Your Favorite All-Time Country Music Song

For me, it’s Hank Williams - I’m So Lonesome I Could Cry

BJ Thomas had a good version, but Hank’s is more direct and more effective for me.

“Blue Eyes Cryin’ in the Rain” by Willie Nelson was the first thing I thought of. I suppose something by Patsy Cline (“She’s Got You” maybe) would have to be high on my list.

Boulder to Birmingham by Emmylou Harris. I could list many, many more though.

Oh, my, there are so many!

If I had to pick just one, though, I believe I’d have to go with “Sing Me Back Home”, by Merle Haggard.

I only know relatively recent stuff, not classic country, but I can’t stop loving “Heads Carolina, Tails California” by Jo Dee Messina. It just totally makes me want to drop everything and hit the road for an adventurous, unplanned vacation.

Either Long Gone Lonesome Blues or I Gotta Get Drunk.

Johnny Cash’s Ring of Fire, though El Paso by Marty Robbins gets honorable mention.

Not a problem here. I almost used Top 5 or Top 10 in the title, but went with Favorite so as not to scare folks off!

Other oldies I could list:

San Antonio Rose
Tennessee Stud
Wildwood Flower
Sixteen Tons
Steel Guitar Rag

You Never Even Called Me By My Name

David Alan Coe

I’m So Lonesome I Could Cry is also the first song I thought of. But I’m sure there will be a dozen others suggested that I like about as well.

Blue Eyes Crying In the Rain is just about there.

Yesterday I was listening to Elvis Costello do Good Year for the Roses (most famously performed by George Jones).
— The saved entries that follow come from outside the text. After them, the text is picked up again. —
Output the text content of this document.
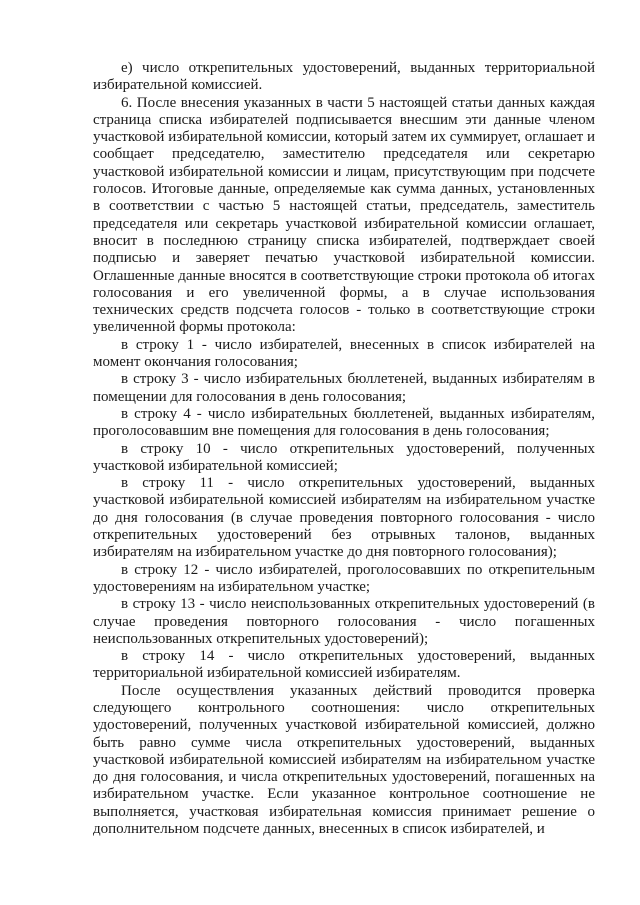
е) число открепительных удостоверений, выданных территориальной избирательной комиссией.

6. После внесения указанных в части 5 настоящей статьи данных каждая страница списка избирателей подписывается внесшим эти данные членом участковой избирательной комиссии, который затем их суммирует, оглашает и сообщает председателю, заместителю председателя или секретарю участковой избирательной комиссии и лицам, присутствующим при подсчете голосов. Итоговые данные, определяемые как сумма данных, установленных в соответствии с частью 5 настоящей статьи, председатель, заместитель председателя или секретарь участковой избирательной комиссии оглашает, вносит в последнюю страницу списка избирателей, подтверждает своей подписью и заверяет печатью участковой избирательной комиссии. Оглашенные данные вносятся в соответствующие строки протокола об итогах голосования и его увеличенной формы, а в случае использования технических средств подсчета голосов - только в соответствующие строки увеличенной формы протокола:

в строку 1 - число избирателей, внесенных в список избирателей на момент окончания голосования;

в строку 3 - число избирательных бюллетеней, выданных избирателям в помещении для голосования в день голосования;

в строку 4 - число избирательных бюллетеней, выданных избирателям, проголосовавшим вне помещения для голосования в день голосования;

в строку 10 - число открепительных удостоверений, полученных участковой избирательной комиссией;

в строку 11 - число открепительных удостоверений, выданных участковой избирательной комиссией избирателям на избирательном участке до дня голосования (в случае проведения повторного голосования - число открепительных удостоверений без отрывных талонов, выданных избирателям на избирательном участке до дня повторного голосования);

в строку 12 - число избирателей, проголосовавших по открепительным удостоверениям на избирательном участке;

в строку 13 - число неиспользованных открепительных удостоверений (в случае проведения повторного голосования - число погашенных неиспользованных открепительных удостоверений);

в строку 14 - число открепительных удостоверений, выданных территориальной избирательной комиссией избирателям.

После осуществления указанных действий проводится проверка следующего контрольного соотношения: число открепительных удостоверений, полученных участковой избирательной комиссией, должно быть равно сумме числа открепительных удостоверений, выданных участковой избирательной комиссией избирателям на избирательном участке до дня голосования, и числа открепительных удостоверений, погашенных на избирательном участке. Если указанное контрольное соотношение не выполняется, участковая избирательная комиссия принимает решение о дополнительном подсчете данных, внесенных в список избирателей, и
If the lyrics of the second verse were as good as the first, that might be my favorite.
First verse and chorus excerpt:
*I can hardly bear the sight of lipstick
on the cigarettes there in the ashtray,
Lying cold the way you left them
but at least your lips caressed
them while you packed.

And a lip-print on a half-filled cup of coffee
that you poured and didn’t drink,
but at least you thought you wanted it
that’s so much more than I can say for me

But what a good year for the roses…
*

Another country song that revisits my mind every few months is Haggard’s “If We Can Make It Through December”.

It’s always tough to pick a single favorite anything, but I’ve always thought (despite what David Allan Coe says) that You’re The Reason God Made Oklahoma is just about the perfect Country song.

(If you read the lyrics without knowing the song, it’s a duet. He’s in Tulsa and she’s in L.A. I can’t link to youtube from work, sorry.)

Wichita Lineman sends shivers up my spine.

Seven Spanish Angels is a favorite. I’m also a big fan of Lefty Frizzell - I Love You A Thousand Ways.

I don’t know if it qualifies, but the first song that came to mind was Dead Flowers.

Oh oh oh I forgot Mary Chapin Carpenter’s John Doe No. 24. The most moving thing I’ve ever heard.

Well since I have permission to list a few,
He Stopped Loving Her Today by George Jones has to be mentioned, in fact I’m surprised no one has so far.
Others I love include Return of the Grievous Angel by Gram Parsons, Over Yonder (Jonathon’s Song) by Steve Earle, The Angel’s Rejoiced Last Night by The Louvin Brothers, and The Purgatory Line by Drive-By Truckers.
I could go on for quite some time, as a youngish guy in England I don’t get much chance to go on about country music!

Carry on, Friend! No reason not to explore this genre to its depths and boundaries – if they exist.

I’m truly impressed with the seriousness this thread is greeted with. To see this many responses this quickly is amazing to me!

More!

Zoe wanted to know if I was including “Western” in the “Country” classification, and I told her I hadn’t put any qualifications or limits on the idea of “Country” so she said hers would have to be

Ghost Riders In The Sky

My favorite version is by Vaughn Monroe because his was the first version I heard as a little kid. Maybe she’ll say whose version she prefers. Johnny Cash’s is famous, for sure.

One of the first songs I remember loving as a child was Johnny Cash’s version of The Long Black Veil, which probably tells you something about me… More folk than country perhaps, but in the same general area.
Recently I’ve been listening to more bluegrass, and one song that comes to mind is Shady Grove by Bill Monroe. That’s one to play when friends of mine who’re into extreme metal think there’s no speed or technical playing in country music :slight_smile:
One last one (for now), Ralph Stanley’s version of O Death from the O Brother Where Art Thou soundtrack, and especially the performance at the Grammy awards where it won so many awards. Spellbinding.

Strange, but Cash’s version of NIN’s Hurt is one of my favorites.

I also like the goofy country tunes, like Red Necks, White Socks and Blue Ribbon Beer.